Bowring argued that PJM’s processes for reviewing LLA submissions and assigning capacity need a deeper look as they can result in consumers buying excess capacity if forecast load does not manifest in the expected delivery year.
Michael Cocco, of Old Dominion Electric Cooperative, agreed with Bowring but said LLAs receive some high-level review by the Load Analysis Subcommittee and PJM staff, which ultimately accept or reject the LLAs.
PJM’s Andrew Gledhill said the RTO has rejected LLA submissions and would retain the power to review and ultimately determine whether they are incorporated into the load forecast and translated into capacity obligations.
Alex Stern, Exelon director of RTO relations and strategy, said the proposal aims to ensure capacity assignments accurately reflect the load that’s expected to materialize in a region.
“This seems to be an enhancement to the load forecasting process and that’s a primary goal and objective of what we do here, which is making sure we’re investing in what we need to invest in, but also making sure that costs on the transmission and generation side are properly allocated to all customers,” he said.
Other MRC Business
Stakeholders endorsed with 67% sector-weighted support a set of revisions to PJM’s governing documents drafted through the Governing Document Enhancement and Clarification Subcommittee (GDECS), with the most notable being lowercasing the term “end-use customer” in the language detailing load management participation in the capacity market. Bowring and some stakeholders argued the change could significantly alter which entities can participate in demand response and said the change should have been made through the stakeholder process. (See “Governing Documents Revisions Endorsed Through GDECS Process,” PJM MRC/MC Briefs: March 20, 2024.)

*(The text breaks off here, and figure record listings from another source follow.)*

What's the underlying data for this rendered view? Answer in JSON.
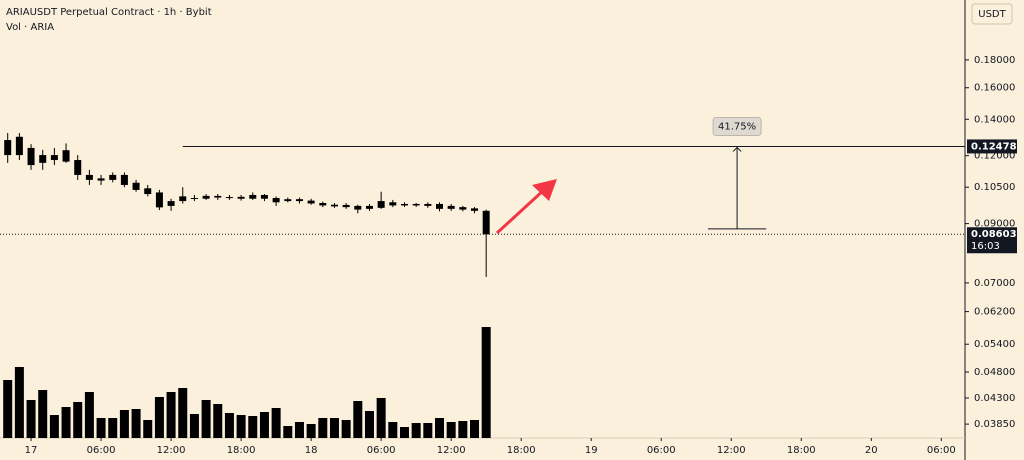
{
  "chart_data": {
    "type": "candlestick",
    "title": "ARIAUSDT Perpetual Contract · 1h · Bybit",
    "subtitle": "Vol · ARIA",
    "currency": "USDT",
    "log_scale": true,
    "ylim": [
      0.0363,
      0.232
    ],
    "yticks": [
      {
        "value": 0.18,
        "label": "0.18000"
      },
      {
        "value": 0.16,
        "label": "0.16000"
      },
      {
        "value": 0.14,
        "label": "0.14000"
      },
      {
        "value": 0.12,
        "label": "0.12000"
      },
      {
        "value": 0.105,
        "label": "0.10500"
      },
      {
        "value": 0.09,
        "label": "0.09000"
      },
      {
        "value": 0.07,
        "label": "0.07000"
      },
      {
        "value": 0.062,
        "label": "0.06200"
      },
      {
        "value": 0.054,
        "label": "0.05400"
      },
      {
        "value": 0.048,
        "label": "0.04800"
      },
      {
        "value": 0.043,
        "label": "0.04300"
      },
      {
        "value": 0.0385,
        "label": "0.03850"
      }
    ],
    "xlim": [
      -2.66,
      80.03
    ],
    "xticks": [
      {
        "value": 0,
        "label": "17"
      },
      {
        "value": 6,
        "label": "06:00"
      },
      {
        "value": 12,
        "label": "12:00"
      },
      {
        "value": 18,
        "label": "18:00"
      },
      {
        "value": 24,
        "label": "18"
      },
      {
        "value": 30,
        "label": "06:00"
      },
      {
        "value": 36,
        "label": "12:00"
      },
      {
        "value": 42,
        "label": "18:00"
      },
      {
        "value": 48,
        "label": "19"
      },
      {
        "value": 54,
        "label": "06:00"
      },
      {
        "value": 60,
        "label": "12:00"
      },
      {
        "value": 66,
        "label": "18:00"
      },
      {
        "value": 72,
        "label": "20"
      },
      {
        "value": 78,
        "label": "06:00"
      }
    ],
    "x": [
      -2,
      -1,
      0,
      1,
      2,
      3,
      4,
      5,
      6,
      7,
      8,
      9,
      10,
      11,
      12,
      13,
      14,
      15,
      16,
      17,
      18,
      19,
      20,
      21,
      22,
      23,
      24,
      25,
      26,
      27,
      28,
      29,
      30,
      31,
      32,
      33,
      34,
      35,
      36,
      37,
      38,
      39
    ],
    "open": [
      0.1282,
      0.1203,
      0.124,
      0.1164,
      0.1203,
      0.117,
      0.1178,
      0.1106,
      0.109,
      0.1083,
      0.1106,
      0.107,
      0.1045,
      0.1027,
      0.097,
      0.099,
      0.1,
      0.1,
      0.1012,
      0.1005,
      0.1008,
      0.1,
      0.1016,
      0.1003,
      0.099,
      0.0998,
      0.0992,
      0.0982,
      0.0975,
      0.0965,
      0.097,
      0.0958,
      0.0962,
      0.0985,
      0.0972,
      0.0978,
      0.097,
      0.0978,
      0.0958,
      0.0965,
      0.096,
      0.095
    ],
    "high": [
      0.1321,
      0.1321,
      0.126,
      0.123,
      0.124,
      0.1264,
      0.1203,
      0.113,
      0.1106,
      0.1118,
      0.1118,
      0.1083,
      0.106,
      0.1038,
      0.1,
      0.105,
      0.1016,
      0.102,
      0.102,
      0.1016,
      0.1016,
      0.1027,
      0.102,
      0.101,
      0.1005,
      0.1005,
      0.1,
      0.0988,
      0.0982,
      0.0982,
      0.0975,
      0.0978,
      0.103,
      0.0995,
      0.0985,
      0.0982,
      0.0985,
      0.0985,
      0.0978,
      0.097,
      0.0965,
      0.0955
    ],
    "low": [
      0.1164,
      0.1178,
      0.113,
      0.113,
      0.1153,
      0.1164,
      0.1083,
      0.106,
      0.106,
      0.1072,
      0.105,
      0.103,
      0.101,
      0.0953,
      0.095,
      0.098,
      0.099,
      0.0995,
      0.0995,
      0.0995,
      0.0992,
      0.0995,
      0.099,
      0.097,
      0.0985,
      0.098,
      0.0975,
      0.0965,
      0.0962,
      0.0958,
      0.094,
      0.095,
      0.0958,
      0.0965,
      0.0966,
      0.0966,
      0.0962,
      0.0948,
      0.095,
      0.0948,
      0.094,
      0.0718
    ],
    "close": [
      0.1203,
      0.13,
      0.1153,
      0.1203,
      0.1178,
      0.1228,
      0.1106,
      0.1083,
      0.108,
      0.1106,
      0.106,
      0.1038,
      0.102,
      0.0964,
      0.099,
      0.101,
      0.1003,
      0.1012,
      0.1005,
      0.1007,
      0.1,
      0.1016,
      0.1,
      0.0985,
      0.0998,
      0.099,
      0.098,
      0.0972,
      0.0968,
      0.0974,
      0.0955,
      0.097,
      0.099,
      0.0972,
      0.0978,
      0.0972,
      0.0978,
      0.0958,
      0.097,
      0.0955,
      0.095,
      0.086
    ],
    "volume": [
      58,
      71,
      38,
      48,
      23,
      31,
      36,
      46,
      20,
      20,
      28,
      29,
      18,
      41,
      46,
      50,
      24,
      38,
      34,
      25,
      23,
      22,
      26,
      30,
      12,
      16,
      14,
      20,
      20,
      18,
      37,
      27,
      40,
      16,
      11,
      15,
      15,
      20,
      16,
      17,
      18,
      111
    ],
    "color": "#000000",
    "horizontal_line": {
      "value": 0.12478,
      "x_start": 13
    },
    "last_price": {
      "value": 0.08603,
      "countdown": "16:03"
    },
    "measure": {
      "from": 0.088,
      "to": 0.12478,
      "x": [
        58,
        63
      ],
      "label": "41.75%"
    }
  }
}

The committee endorsed by acclamation governing document and manual revisions adding definitions of three synchronous condenser parameters — condense startup costs, condense-to-generate costs and condense energy use. PJM’s David Hauske said the parameters are in use and the new language codifies ongoing practice. (See “Other Committee Business,” PJM MRC/MC Briefs: March 20, 2024.)
PJM reviewed revisions to Manual 3, which details transmission operations, and Manual 36, pertaining to system restoration, following the documents’ periodic review. Both proposals are slated to be voted on by the MRC at its May 22 meeting.
The changes to Manual 3 would include a requirement that transmission owners notify the Operating Committee prior to implementing dynamic line ratings (DLRs) and rules for rescheduling canceled transmission outage tickets.
Manual 36 revisions update the list of TOs within PJM and the list of TO deadlines for submitting annual restoration plan reviews.